Unfortunately, the much-maligned Modifier 59 is required. Numerous commercial payers are now utilizing edits provided by a third-party vendor, and routinely deny the post-operative pain block. When we appeal these denials with supporting documentation, the appeal is either denied, or in the case of CIGNA, the anesthesia payment is recouped, and the much more lower-cost pain block allowed. Perhaps our physicians should simply advise patients that their insurance plan will not pay for the most appropriate post-operative pain control care, and the treatment will unfortunately require an opioid prescription.
Many commercial plans have also begun using a third party to perform “audits” on a wide variety of procedures. I think that term may be a misnomer here. The definition of an audit is an official inspection of an individual’s accounts, typically by an independent body. When we have called the plans on these audit denials, many times we are told that no one has looked at the documents provided. It seems these are black-box edits, and not anything resembling an audit. Multiple industry sources have reported the automatic downcoding or denial of high level evaluation and management (E&M) services.

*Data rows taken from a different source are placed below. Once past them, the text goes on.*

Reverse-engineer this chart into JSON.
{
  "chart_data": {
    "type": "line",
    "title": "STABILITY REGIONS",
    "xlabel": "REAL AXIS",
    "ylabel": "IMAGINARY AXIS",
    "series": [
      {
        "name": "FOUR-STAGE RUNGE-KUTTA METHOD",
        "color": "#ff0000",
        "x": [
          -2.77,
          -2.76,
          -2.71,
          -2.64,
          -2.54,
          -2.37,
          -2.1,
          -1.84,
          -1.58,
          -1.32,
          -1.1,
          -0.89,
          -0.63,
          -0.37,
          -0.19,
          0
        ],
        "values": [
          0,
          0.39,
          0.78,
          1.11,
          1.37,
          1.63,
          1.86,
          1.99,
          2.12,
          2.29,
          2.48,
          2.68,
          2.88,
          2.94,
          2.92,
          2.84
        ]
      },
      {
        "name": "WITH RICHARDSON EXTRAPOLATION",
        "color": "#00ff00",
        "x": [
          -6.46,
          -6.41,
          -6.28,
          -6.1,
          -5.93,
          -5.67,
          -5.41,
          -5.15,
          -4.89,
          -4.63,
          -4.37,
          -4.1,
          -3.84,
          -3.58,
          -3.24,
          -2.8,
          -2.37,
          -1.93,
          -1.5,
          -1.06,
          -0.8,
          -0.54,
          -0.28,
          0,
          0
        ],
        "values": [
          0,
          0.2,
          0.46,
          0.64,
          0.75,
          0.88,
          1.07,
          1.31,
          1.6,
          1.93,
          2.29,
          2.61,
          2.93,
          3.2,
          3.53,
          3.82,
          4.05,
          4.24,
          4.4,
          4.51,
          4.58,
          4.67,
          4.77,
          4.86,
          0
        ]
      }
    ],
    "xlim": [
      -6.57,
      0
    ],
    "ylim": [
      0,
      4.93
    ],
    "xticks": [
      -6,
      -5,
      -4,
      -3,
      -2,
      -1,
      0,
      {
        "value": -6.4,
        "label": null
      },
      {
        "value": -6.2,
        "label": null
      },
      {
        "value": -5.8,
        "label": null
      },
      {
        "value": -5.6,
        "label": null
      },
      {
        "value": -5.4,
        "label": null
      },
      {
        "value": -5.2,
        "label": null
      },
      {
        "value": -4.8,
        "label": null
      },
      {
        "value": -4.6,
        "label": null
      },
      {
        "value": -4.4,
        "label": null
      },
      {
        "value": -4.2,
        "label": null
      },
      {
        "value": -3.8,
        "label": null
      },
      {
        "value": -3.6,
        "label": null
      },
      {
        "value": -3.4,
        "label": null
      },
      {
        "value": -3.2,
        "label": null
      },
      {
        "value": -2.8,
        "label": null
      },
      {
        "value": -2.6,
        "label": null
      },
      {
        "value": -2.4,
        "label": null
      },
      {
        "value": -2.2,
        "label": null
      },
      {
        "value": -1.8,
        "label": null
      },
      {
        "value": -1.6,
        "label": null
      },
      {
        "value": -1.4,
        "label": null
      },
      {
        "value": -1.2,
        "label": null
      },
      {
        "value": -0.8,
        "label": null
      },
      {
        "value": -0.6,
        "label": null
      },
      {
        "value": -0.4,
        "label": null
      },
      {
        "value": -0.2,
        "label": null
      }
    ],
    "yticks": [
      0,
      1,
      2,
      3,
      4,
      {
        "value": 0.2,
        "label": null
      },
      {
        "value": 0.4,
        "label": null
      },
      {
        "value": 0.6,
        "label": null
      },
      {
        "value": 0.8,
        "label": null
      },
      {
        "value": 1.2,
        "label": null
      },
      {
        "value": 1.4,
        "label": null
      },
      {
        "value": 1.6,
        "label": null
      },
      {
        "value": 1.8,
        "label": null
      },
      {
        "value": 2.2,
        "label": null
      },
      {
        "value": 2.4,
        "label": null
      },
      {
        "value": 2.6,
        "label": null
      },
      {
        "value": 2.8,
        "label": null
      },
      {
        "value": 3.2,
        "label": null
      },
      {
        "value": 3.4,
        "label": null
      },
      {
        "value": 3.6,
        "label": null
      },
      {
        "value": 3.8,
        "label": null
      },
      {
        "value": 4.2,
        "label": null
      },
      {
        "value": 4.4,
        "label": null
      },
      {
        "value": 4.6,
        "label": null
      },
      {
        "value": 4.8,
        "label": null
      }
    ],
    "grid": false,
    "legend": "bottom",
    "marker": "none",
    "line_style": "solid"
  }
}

For interventional and surgical services, the denial explanations, if any, are often incorrect, or in direct contradiction to the authoritative coding guidelines. A recent glaring example was the denial of an interventional procedure, “because the ordering provider and performing provider were not the same.” Obviously, that would be far more common than not. We contacted the insurance plan on the issue. Per the Blue Cross response, they were unable to override a CHANGE audit finding, and we were required to appeal with an explanation. It seems that the ordering and referring physicians have the same last name but different first names, and that caused the denial! Who knew that different providers could not have the same name, if you expect payment!
The Centers for Medicare & Medicaid Services (CMS) introduced modifiers (XE, XP, XS, XU) to replace Modifier 59 by providing more details for certain CPT® code pair combinations. We implemented these modifiers, per the various commercial payer newsletters and instructions. In spite of following the physician education, claims began being denied. When we contacted UnitedHealthcare, the response was that although they recognize and directed use of the modifiers, two of the four were considered only informational, and were not adjudicated as equivalent to Modifier 59. Even more disconcerting, Humana has a pattern of denying every claim with a Modifier 59 or its equivalent.
This is the current environment for our physicians. They have high-volume denials based on idiosyncratic edits, made-up rules, and black-box edits. It requires enormous time and personnel resources to appeal and fight these denials of legitimate, medically necessary services. I don’t think what physicians are doing wrong should be the only hot-topic headline. I think the ever-increasing “proprietary” edits, audits, and denials should have equal billing as a cause of physician and patient dissatisfaction, escalating healthcare costs, and systemic problems that need to be addressed by the industry.
When proven, reproducible patterns of errors, based on authoritative coding guidelines, are identified, we should address the provider, rather than burdening the entire provider community and withholding just payment from the vast majority of physicians who do it right.
The punitive hammer the insurers hold needs to be addressed. They should not have impunity from wrongdoing.